Ryanair has pledged to recognise trade union representation for its workforce for the first time in its history. The move came after the company faced the potential for strike action from pilots across Europe demanding representation.
Irish-based pilots voted to strike in early December, and were quickly followed by colleagues in Germany and Portugal.
Facing the threat of serious damage to its profits over the Christmas period, Ryanair was forced to concede and, for the first time in its 32-year history, has agreed to recognise independent representation for its workers. The company has also indicated its intention to recognise union representation for cabin crew.
Ashley Connolly, an official from IMPACT, a key union involved in the dispute, described the victory as “an historic achievement that would resonate beyond the company” and added that it would “assist thousands of workers elsewhere , who want independent workplace representation but whose anti-union employers had been encouraged and emboldened by Ryanair’s previous antipathy towards IMPACT and other unions.”
The victory will have particular significance to the Irish working class who have been forced to endure years of Ryanair owner Michael O’Leary’s anti-worker diatribes. In 2016, O’Leary called for striking Luas (Dublin tram) workers to be sacked, adding, “There’s plenty of people who would replace them.” During an Aer Lingus strike in 2014, O’Leary called for striking workers to be punished by taking away their travel discounts. In a TV interview in 2011 O’Leary referred to pilots as “overpaid peacocks” and “glorified taxi-drivers”. O’Leary, who has amassed a €1.08 billion fortune as owner of one of Ireland’s biggest polluters, rejects the scientific consensus on climate change and has referred to environmentalists as “lying wankers”.

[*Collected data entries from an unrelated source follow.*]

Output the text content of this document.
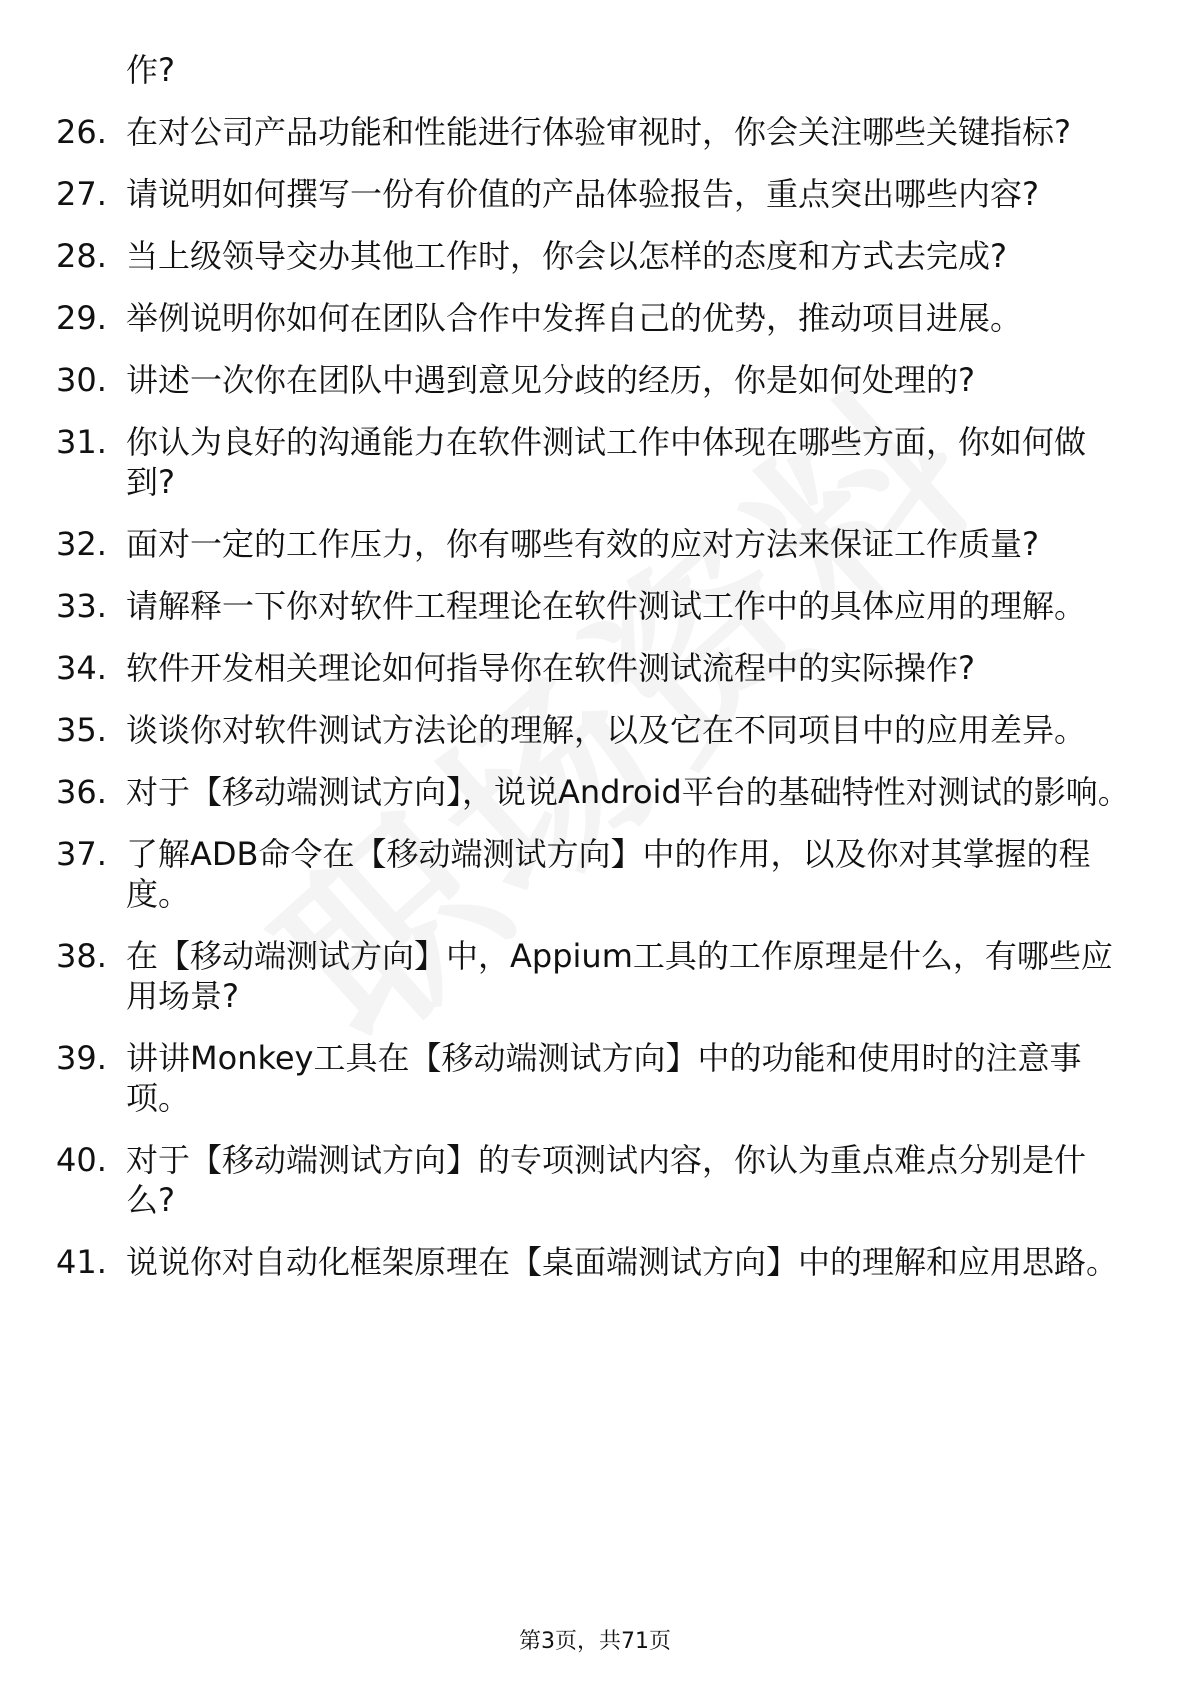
作?
26. 在对公司产品功能和性能进行体验审视时，你会关注哪些关键指标?
27. 请说明如何撰写一份有价值的产品体验报告，重点突出哪些内容?
28. 当上级领导交办其他工作时，你会以怎样的态度和方式去完成?
29. 举例说明你如何在团队合作中发挥自己的优势，推动项目进展。
30. 讲述一次你在团队中遇到意见分歧的经历，你是如何处理的?
31. 你认为良好的沟通能力在软件测试工作中体现在哪些方面，你如何做到?
32. 面对一定的工作压力，你有哪些有效的应对方法来保证工作质量?
33. 请解释一下你对软件工程理论在软件测试工作中的具体应用的理解。
34. 软件开发相关理论如何指导你在软件测试流程中的实际操作?
35. 谈谈你对软件测试方法论的理解，以及它在不同项目中的应用差异。
36. 对于【移动端测试方向】，说说Android平台的基础特性对测试的影响。
37. 了解ADB命令在【移动端测试方向】中的作用，以及你对其掌握的程度。
38. 在【移动端测试方向】中，Appium工具的工作原理是什么，有哪些应用场景?
39. 讲讲Monkey工具在【移动端测试方向】中的功能和使用时的注意事项。
40. 对于【移动端测试方向】的专项测试内容，你认为重点难点分别是什么?
41. 说说你对自动化框架原理在【桌面端测试方向】中的理解和应用思路。
第3页，共71页
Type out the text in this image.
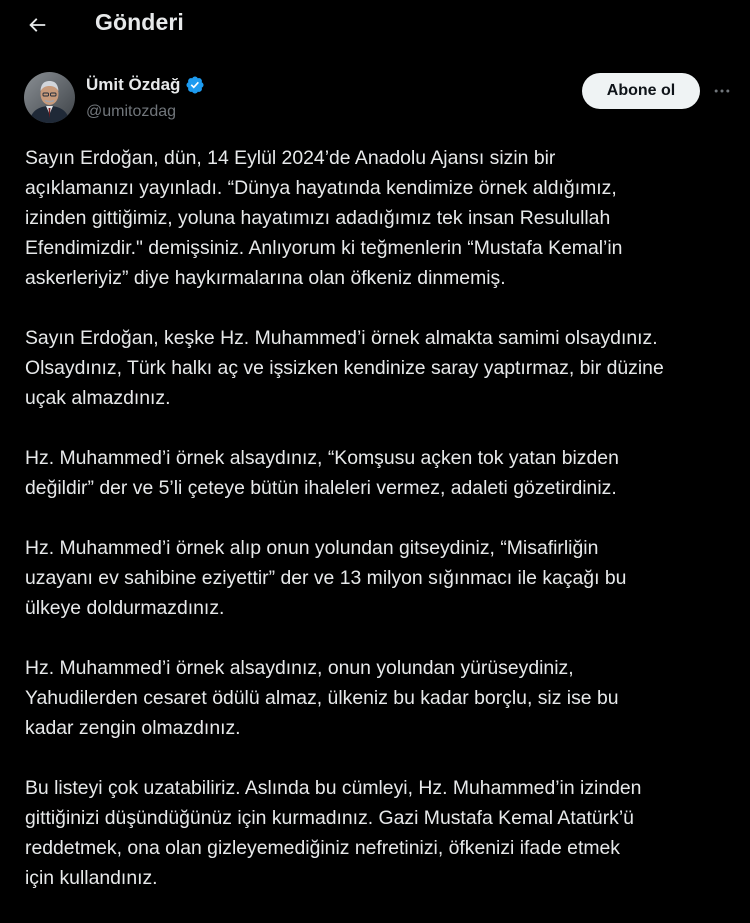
Gönderi
Ümit Özdağ
@umitozdag
Abone ol

Sayın Erdoğan, dün, 14 Eylül 2024’de Anadolu Ajansı sizin bir
açıklamanızı yayınladı. “Dünya hayatında kendimize örnek aldığımız,
izinden gittiğimiz, yoluna hayatımızı adadığımız tek insan Resulullah
Efendimizdir." demişsiniz. Anlıyorum ki teğmenlerin “Mustafa Kemal’in
askerleriyiz” diye haykırmalarına olan öfkeniz dinmemiş.

Sayın Erdoğan, keşke Hz. Muhammed’i örnek almakta samimi olsaydınız.
Olsaydınız, Türk halkı aç ve işsizken kendinize saray yaptırmaz, bir düzine
uçak almazdınız.

Hz. Muhammed’i örnek alsaydınız, “Komşusu açken tok yatan bizden
değildir” der ve 5’li çeteye bütün ihaleleri vermez, adaleti gözetirdiniz.

Hz. Muhammed’i örnek alıp onun yolundan gitseydiniz, “Misafirliğin
uzayanı ev sahibine eziyettir” der ve 13 milyon sığınmacı ile kaçağı bu
ülkeye doldurmazdınız.

Hz. Muhammed’i örnek alsaydınız, onun yolundan yürüseydiniz,
Yahudilerden cesaret ödülü almaz, ülkeniz bu kadar borçlu, siz ise bu
kadar zengin olmazdınız.

Bu listeyi çok uzatabiliriz. Aslında bu cümleyi, Hz. Muhammed’in izinden
gittiğinizi düşündüğünüz için kurmadınız. Gazi Mustafa Kemal Atatürk’ü
reddetmek, ona olan gizleyemediğiniz nefretinizi, öfkenizi ifade etmek
için kullandınız.
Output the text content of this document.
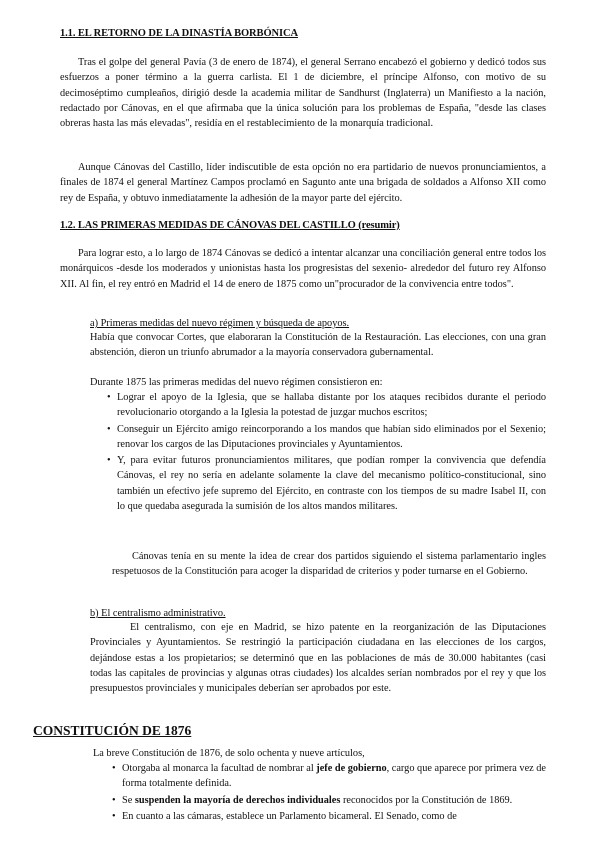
1.1. EL RETORNO DE LA DINASTÍA BORBÓNICA

Tras el golpe del general Pavía (3 de enero de 1874), el general Serrano encabezó el gobierno y dedicó todos sus esfuerzos a poner término a la guerra carlista. El 1 de diciembre, el príncipe Alfonso, con motivo de su decimoséptimo cumpleaños, dirigió desde la academia militar de Sandhurst (Inglaterra) un Manifiesto a la nación, redactado por Cánovas, en el que afirmaba que la única solución para los problemas de España, "desde las clases obreras hasta las más elevadas", residía en el restablecimiento de la monarquía tradicional.

Aunque Cánovas del Castillo, líder indiscutible de esta opción no era partidario de nuevos pronunciamientos, a finales de 1874 el general Martínez Campos proclamó en Sagunto ante una brigada de soldados a Alfonso XII como rey de España, y obtuvo inmediatamente la adhesión de la mayor parte del ejército.

1.2. LAS PRIMERAS MEDIDAS DE CÁNOVAS DEL CASTILLO (resumir)

Para lograr esto, a lo largo de 1874 Cánovas se dedicó a intentar alcanzar una conciliación general entre todos los monárquicos -desde los moderados y unionistas hasta los progresistas del sexenio- alrededor del futuro rey Alfonso XII. Al fin, el rey entró en Madrid el 14 de enero de 1875 como un"procurador de la convivencia entre todos".

a) Primeras medidas del nuevo régimen y búsqueda de apoyos.

Había que convocar Cortes, que elaboraran la Constitución de la Restauración. Las elecciones, con una gran abstención, dieron un triunfo abrumador a la mayoría conservadora gubernamental.

Durante 1875 las primeras medidas del nuevo régimen consistieron en:

• Lograr el apoyo de la Iglesia, que se hallaba distante por los ataques recibidos durante el periodo revolucionario otorgando a la Iglesia la potestad de juzgar muchos escritos;
• Conseguir un Ejército amigo reincorporando a los mandos que habían sido eliminados por el Sexenio; renovar los cargos de las Diputaciones provinciales y Ayuntamientos.
• Y, para evitar futuros pronunciamientos militares, que podían romper la convivencia que defendía Cánovas, el rey no sería en adelante solamente la clave del mecanismo político-constitucional, sino también un efectivo jefe supremo del Ejército, en contraste con los tiempos de su madre Isabel II, con lo que quedaba asegurada la sumisión de los altos mandos militares.

Cánovas tenía en su mente la idea de crear dos partidos siguiendo el sistema parlamentario ingles respetuosos de la Constitución para acoger la disparidad de criterios y poder turnarse en el Gobierno.

b) El centralismo administrativo.

El centralismo, con eje en Madrid, se hizo patente en la reorganización de las Diputaciones Provinciales y Ayuntamientos. Se restringió la participación ciudadana en las elecciones de los cargos, dejándose estas a los propietarios; se determinó que en las poblaciones de más de 30.000 habitantes (casi todas las capitales de provincias y algunas otras ciudades) los alcaldes serían nombrados por el rey y que los presupuestos provinciales y municipales deberían ser aprobados por este.

CONSTITUCIÓN DE 1876

La breve Constitución de 1876, de solo ochenta y nueve artículos,

• Otorgaba al monarca la facultad de nombrar al jefe de gobierno, cargo que aparece por primera vez de forma totalmente definida.
• Se suspenden la mayoría de derechos individuales reconocidos por la Constitución de 1869.
• En cuanto a las cámaras, establece un Parlamento bicameral. El Senado, como de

The victory at Ryanair has the potential to inspire other workers in the struggle against exploitative employers. The fact that such a notoriously anti-union company can be brought to heel by the threat of collective action is a good indication of the power of workplace organisation. Ryanair’s approach to workers’ rights is hardly unique among employers, and the lesson of this struggle is sure to resonate with other workers who face opposition to their basic rights by similarly exploitative companies.